The U.S. invasion and occupation upended that social order, elevating the Shiites and their Kurdish allies to pre-eminence. A generous policy by the new ruling elite, with the goal of national reconciliation, might have placated the displaced Sunnis, but the Maliki government has been anything but generous. The regime rivals its Ba’ath predecessor in terms of corruption, and its increasingly repressive policies are largely directed against Sunni critics and political opponents. That conduct has fed the resentment in Anbar and other areas, and what is emerging now appears to be a full-blown insurgency aimed at either restoring Sunni dominance on a national level, or more likely, achieving extensive autonomy (perhaps even independence) for the majority Sunni portion of Iraq.

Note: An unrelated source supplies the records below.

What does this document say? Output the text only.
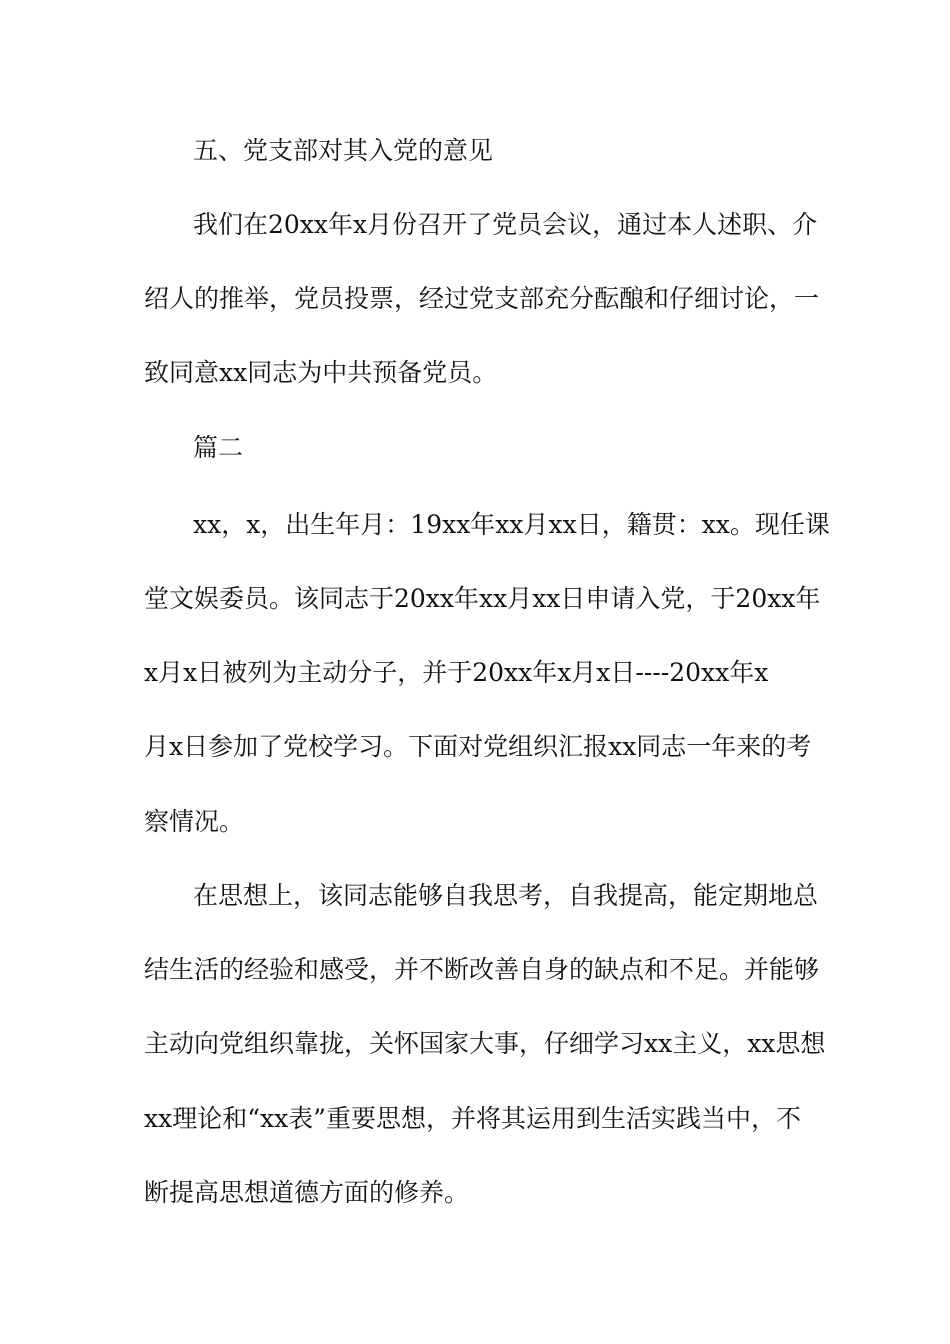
五、党支部对其入党的意见
我们在20xx年x月份召开了党员会议，通过本人述职、介
绍人的推举，党员投票，经过党支部充分酝酿和仔细讨论，一
致同意xx同志为中共预备党员。
篇二
xx，x，出生年月：19xx年xx月xx日，籍贯：xx。现任课
堂文娱委员。该同志于20xx年xx月xx日申请入党，于20xx年
x月x日被列为主动分子，并于20xx年x月x日----20xx年x
月x日参加了党校学习。下面对党组织汇报xx同志一年来的考
察情况。
在思想上，该同志能够自我思考，自我提高，能定期地总
结生活的经验和感受，并不断改善自身的缺点和不足。并能够
主动向党组织靠拢，关怀国家大事，仔细学习xx主义，xx思想
xx理论和“xx表”重要思想，并将其运用到生活实践当中，不
断提高思想道德方面的修养。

If that is the case, it does not bode well for the notion of Iraq as a unified country. Indeed, that notion is already more fiction than reality. The Kurdish population in the north successfully used Washington’s blood feud with Saddam Hussein to establish an independent country in all but name. Iraqi Kurdistan not only has its own government, but its own military (the Peshmerga), flag, and currency. Despite the continuing complaints from the national government in Baghdad, the Kurdish Regional Government (KRG) in Erbil routinely bypasses that authority and concludes lucrative agreements with foreign corporations, especially in the energy field. Indeed, Kurdish oil has begun to flow through a major pipeline to Turkey, giving the KRG yet another source of independent revenue. It is a major stretch of the truth to contend that the Baghdad government exercises any meaningful authority in Kurdistan. Indeed, the Peshmerga openly confronted Iraqi military forces last year when the Maliki government moved those forces northward, supposedly to repel terrorist elements infiltrating Iraq from the fighting in Syria.

If Baghdad now loses control of the Sunni heartland, U.S. and other Western governments may need to accept that “Iraq” is increasingly a geopolitical fiction. At a minimum, Washington ought to ponder that scenario and not be blindsided. As a hedging strategy, U.S. officials at least should evaluate how to strengthen diplomatic and economic ties with the KRG. It is probably not too early even to establish productive contacts with Sunni tribal leaders in Anbar and its environs, rather than ignoring them or dismissing them as Al Qaeda fronts.

That sort of advance planning is more fruitful than a knee-jerk reaction of providing U.S. military hardware, intelligence, and other assistance to help the Maliki government suppress the insurgents. Even without U.S. aid, the Baghdad regime may be able to survive this latest challenge to its authority, but the long-term prospects for the country’s unity are not encouraging. The overall rise in the level of violence in Iraq over the past year, Kurdistan’s increasingly blatant de facto independence, and now the Anbar insurgency, all suggest that no one should assume Iraq’s continuing survival as a country. Wise policymakers prepare for contingencies, including undesired contingencies, before events spiral out of control. U.S. leaders need to adopt that approach now with regard to Iraq.

Ted Galen Carpenter, a senior fellow at the Cato Institute and a contributing editor to The National Interest, is the author of nine books and more than 500 articles and policy studies on international affairs.